Krankheiten von A-Z


Arthrose

Die häufigste Ursache für Schmerzen in den Gelenken ist die Arthrose. Sie ist ein nicht dem natürlichen Alterungsprozess entsprechender Gelenkverschleiß, der typischerweise als Folge von Überlastungen und intensiver Dauerbeanspruchung der Gelenke entsteht und deshalb in bestimmten Berufsgruppen und bei Leistungssportlern gehäuft auftritt. Auch anatomische Fehlstellungen, Übergewicht, andere Knochen- und Gelenkerkrankungen und eine genetische Disposition begünstigen die Entstehung einer Arthrose, bei der es zu einer unwiederbringlichen und übermäßigen Abnutzung von Knorpelsubstanz kommt.

Typisches Symptom ist der sogenannte Anlaufschmerz: Zu Beginn einer Bewegung ist der Schmerz am größten; hat man sich erst einmal „eingelaufen“, bessert sich das Gefühl der Steifheit und Unbeweglichkeit. Ganz oben auf der Liste der Gelenke, die von den Verschleißerscheinungen an den Knorpelstrukturen betroffen sind, stehen Hüfte und Knie, aber auch in den Schultern, Händen und Fingern sowie in den Gelenken der Wirbelsäule ist Arthrose weit verbreitet. Dadurch, dass mehr Knorpelgewebe abgebaut wird, als neues entsteht, geht die puffernde Wirkung des Knorpels zwischen den umgebenden Knochen verloren, die Nährstoffversorgung des Gelenks leidet und ein schmerzhafter Umbauprozess der knöchernen Strukturen beginnt. Nach und nach wird das betroffene Gelenk immer steifer.

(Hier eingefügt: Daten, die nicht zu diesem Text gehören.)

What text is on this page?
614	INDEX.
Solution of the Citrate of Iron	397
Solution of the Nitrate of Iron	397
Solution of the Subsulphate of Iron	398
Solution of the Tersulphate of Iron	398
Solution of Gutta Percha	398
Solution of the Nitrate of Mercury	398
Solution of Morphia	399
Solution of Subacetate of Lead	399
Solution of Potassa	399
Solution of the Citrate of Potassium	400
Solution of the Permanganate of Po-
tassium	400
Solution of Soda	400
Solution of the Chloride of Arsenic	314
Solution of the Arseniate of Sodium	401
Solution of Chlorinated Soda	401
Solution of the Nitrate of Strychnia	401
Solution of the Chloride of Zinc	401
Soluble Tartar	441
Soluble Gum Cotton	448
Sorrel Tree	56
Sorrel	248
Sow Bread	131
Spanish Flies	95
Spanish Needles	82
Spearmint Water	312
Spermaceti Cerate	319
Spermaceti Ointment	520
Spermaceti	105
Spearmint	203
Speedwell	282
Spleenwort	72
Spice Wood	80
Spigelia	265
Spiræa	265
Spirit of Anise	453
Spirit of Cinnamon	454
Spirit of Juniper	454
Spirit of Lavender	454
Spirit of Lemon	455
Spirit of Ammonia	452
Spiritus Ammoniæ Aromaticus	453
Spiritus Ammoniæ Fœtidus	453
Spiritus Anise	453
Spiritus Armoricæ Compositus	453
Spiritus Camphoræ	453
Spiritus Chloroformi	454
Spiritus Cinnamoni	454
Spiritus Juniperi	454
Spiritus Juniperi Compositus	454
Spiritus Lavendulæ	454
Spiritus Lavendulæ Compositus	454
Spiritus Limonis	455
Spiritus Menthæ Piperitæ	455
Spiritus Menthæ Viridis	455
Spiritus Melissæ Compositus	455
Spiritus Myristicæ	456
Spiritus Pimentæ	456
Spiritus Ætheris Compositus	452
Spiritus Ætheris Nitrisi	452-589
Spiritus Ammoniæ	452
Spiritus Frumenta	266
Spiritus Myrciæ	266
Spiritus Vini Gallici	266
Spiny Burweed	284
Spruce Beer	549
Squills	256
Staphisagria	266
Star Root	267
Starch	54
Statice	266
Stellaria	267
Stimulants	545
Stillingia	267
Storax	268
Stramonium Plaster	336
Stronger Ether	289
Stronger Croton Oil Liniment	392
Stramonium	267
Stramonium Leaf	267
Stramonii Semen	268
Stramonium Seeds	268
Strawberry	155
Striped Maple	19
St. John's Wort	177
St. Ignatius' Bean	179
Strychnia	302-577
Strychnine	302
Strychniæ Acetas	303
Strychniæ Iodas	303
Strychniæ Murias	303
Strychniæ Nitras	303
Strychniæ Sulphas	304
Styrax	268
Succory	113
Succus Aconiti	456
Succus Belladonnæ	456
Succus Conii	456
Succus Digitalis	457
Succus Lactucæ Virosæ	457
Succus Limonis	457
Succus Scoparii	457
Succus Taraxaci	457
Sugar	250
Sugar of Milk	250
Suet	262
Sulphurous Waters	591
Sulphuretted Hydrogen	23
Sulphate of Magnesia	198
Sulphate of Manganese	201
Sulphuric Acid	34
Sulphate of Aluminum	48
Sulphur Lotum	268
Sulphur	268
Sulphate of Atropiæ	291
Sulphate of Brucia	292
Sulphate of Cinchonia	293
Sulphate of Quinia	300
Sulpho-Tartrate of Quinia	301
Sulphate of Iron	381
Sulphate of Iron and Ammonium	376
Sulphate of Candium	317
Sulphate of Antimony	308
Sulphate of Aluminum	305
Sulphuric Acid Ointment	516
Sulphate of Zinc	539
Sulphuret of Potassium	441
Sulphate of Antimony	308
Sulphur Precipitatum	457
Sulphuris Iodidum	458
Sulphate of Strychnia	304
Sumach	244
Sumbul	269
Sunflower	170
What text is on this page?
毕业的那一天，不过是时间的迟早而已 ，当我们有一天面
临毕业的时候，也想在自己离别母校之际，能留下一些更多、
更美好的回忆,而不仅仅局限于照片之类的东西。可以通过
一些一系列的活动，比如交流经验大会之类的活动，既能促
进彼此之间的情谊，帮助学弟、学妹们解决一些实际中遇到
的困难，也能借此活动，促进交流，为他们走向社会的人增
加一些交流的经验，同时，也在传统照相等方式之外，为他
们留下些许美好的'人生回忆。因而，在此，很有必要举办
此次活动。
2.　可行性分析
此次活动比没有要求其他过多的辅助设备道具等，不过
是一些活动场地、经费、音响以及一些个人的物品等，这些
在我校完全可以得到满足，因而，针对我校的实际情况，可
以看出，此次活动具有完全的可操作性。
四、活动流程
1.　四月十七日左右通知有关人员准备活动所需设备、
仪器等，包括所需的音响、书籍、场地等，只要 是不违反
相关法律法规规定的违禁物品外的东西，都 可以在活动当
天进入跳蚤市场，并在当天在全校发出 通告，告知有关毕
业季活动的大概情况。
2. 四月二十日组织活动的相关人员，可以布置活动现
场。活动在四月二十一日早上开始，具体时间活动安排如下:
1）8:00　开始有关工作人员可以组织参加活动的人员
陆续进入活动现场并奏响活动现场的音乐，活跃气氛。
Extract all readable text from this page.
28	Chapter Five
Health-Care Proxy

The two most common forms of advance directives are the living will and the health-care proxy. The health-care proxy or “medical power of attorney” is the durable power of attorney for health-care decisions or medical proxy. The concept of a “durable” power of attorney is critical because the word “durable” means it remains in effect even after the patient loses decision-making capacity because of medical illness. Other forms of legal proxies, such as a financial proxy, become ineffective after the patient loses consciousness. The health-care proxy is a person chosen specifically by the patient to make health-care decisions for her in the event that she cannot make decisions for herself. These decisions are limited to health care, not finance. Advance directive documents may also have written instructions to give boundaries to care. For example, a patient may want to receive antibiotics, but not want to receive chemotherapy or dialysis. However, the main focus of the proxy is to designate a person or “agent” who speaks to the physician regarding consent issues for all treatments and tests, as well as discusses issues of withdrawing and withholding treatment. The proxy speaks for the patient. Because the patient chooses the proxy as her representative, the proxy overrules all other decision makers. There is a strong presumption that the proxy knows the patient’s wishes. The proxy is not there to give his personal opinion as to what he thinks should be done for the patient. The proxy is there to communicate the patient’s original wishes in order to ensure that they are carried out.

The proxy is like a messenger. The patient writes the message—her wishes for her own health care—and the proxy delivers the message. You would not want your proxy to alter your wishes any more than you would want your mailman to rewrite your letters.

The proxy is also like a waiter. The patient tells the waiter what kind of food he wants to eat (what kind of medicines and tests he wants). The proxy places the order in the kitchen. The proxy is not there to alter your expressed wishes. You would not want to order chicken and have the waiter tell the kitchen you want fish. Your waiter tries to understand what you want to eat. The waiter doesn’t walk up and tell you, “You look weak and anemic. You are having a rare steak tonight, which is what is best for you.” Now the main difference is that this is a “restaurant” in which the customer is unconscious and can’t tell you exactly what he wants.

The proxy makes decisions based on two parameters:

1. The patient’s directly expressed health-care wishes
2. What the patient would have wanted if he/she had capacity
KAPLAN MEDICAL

Fatal ist es, aus Angst vor Schmerzen Bewegung zu vermeiden, denn auf diese Weise wird das Gelenk nur noch schlechter mit Nährstoffen versorgt und der Abnutzungsprozess weiter beschleunigt. Das Schwimmen wird zu Recht sehr empfohlen, da die Gelenke hier viel bewegt werden, aber nicht den üblichen Stoßbelastungen ausgesetzt sind. Zudem hilft eine starke Muskulatur, den Druck auf die Gelenke zu vermindern. Zudem sollte eventuell vorhandenes Übergewicht reduziert werden: Jedes Kilogramm weniger bringt eine spürbare Linderung.
 

Vitalpilze bei Arthrose


Shiitake und Reishi
Zwar lassen sich einmal entstandene arthrotische Veränderungen nicht wieder rückgängig machen. Doch man kann eine ganze Menge dafür tun, den Abbauprozess wenigstens zu verlangsamen oder sogar zu stoppen. Der Ernährung kommt dabei eine elementare Rolle zu, denn gerade ein erkranktes Gelenk ist auf eine gute Versorgung mit hochwertigen Nährstoffen angewiesen. Sehr sinnvoll sind deshalb der Shiitake und der Reishi als Nahrungsergänzungsmittel. Beide Pilze zeichnen sich durch eine hohe Nährstoffdichte aus und sind außerdem reich an vielen Vitaminen, Mineralien und Spurenelementen. Die in den Pilzen enthaltenen Aminosäuren festigen das Bindegewebe und wirken so einem weiteren Abbau von Knorpelmasse und nebenwirkungsfrei entgegen.

Maitake
Der Maitake hat vor allem auf die Funktionen der Leber einen wichtigen positiven Einfluss. So unterstützt er beispielsweise die Entgiftungsprozesse. Dies stärkt unter anderem die Skelettmuskulatur, sodass eine Entlastung der Gelenke erreicht wird, und bewirkt zudem auch direkt eine Verbesserung der Gelenkversorgung.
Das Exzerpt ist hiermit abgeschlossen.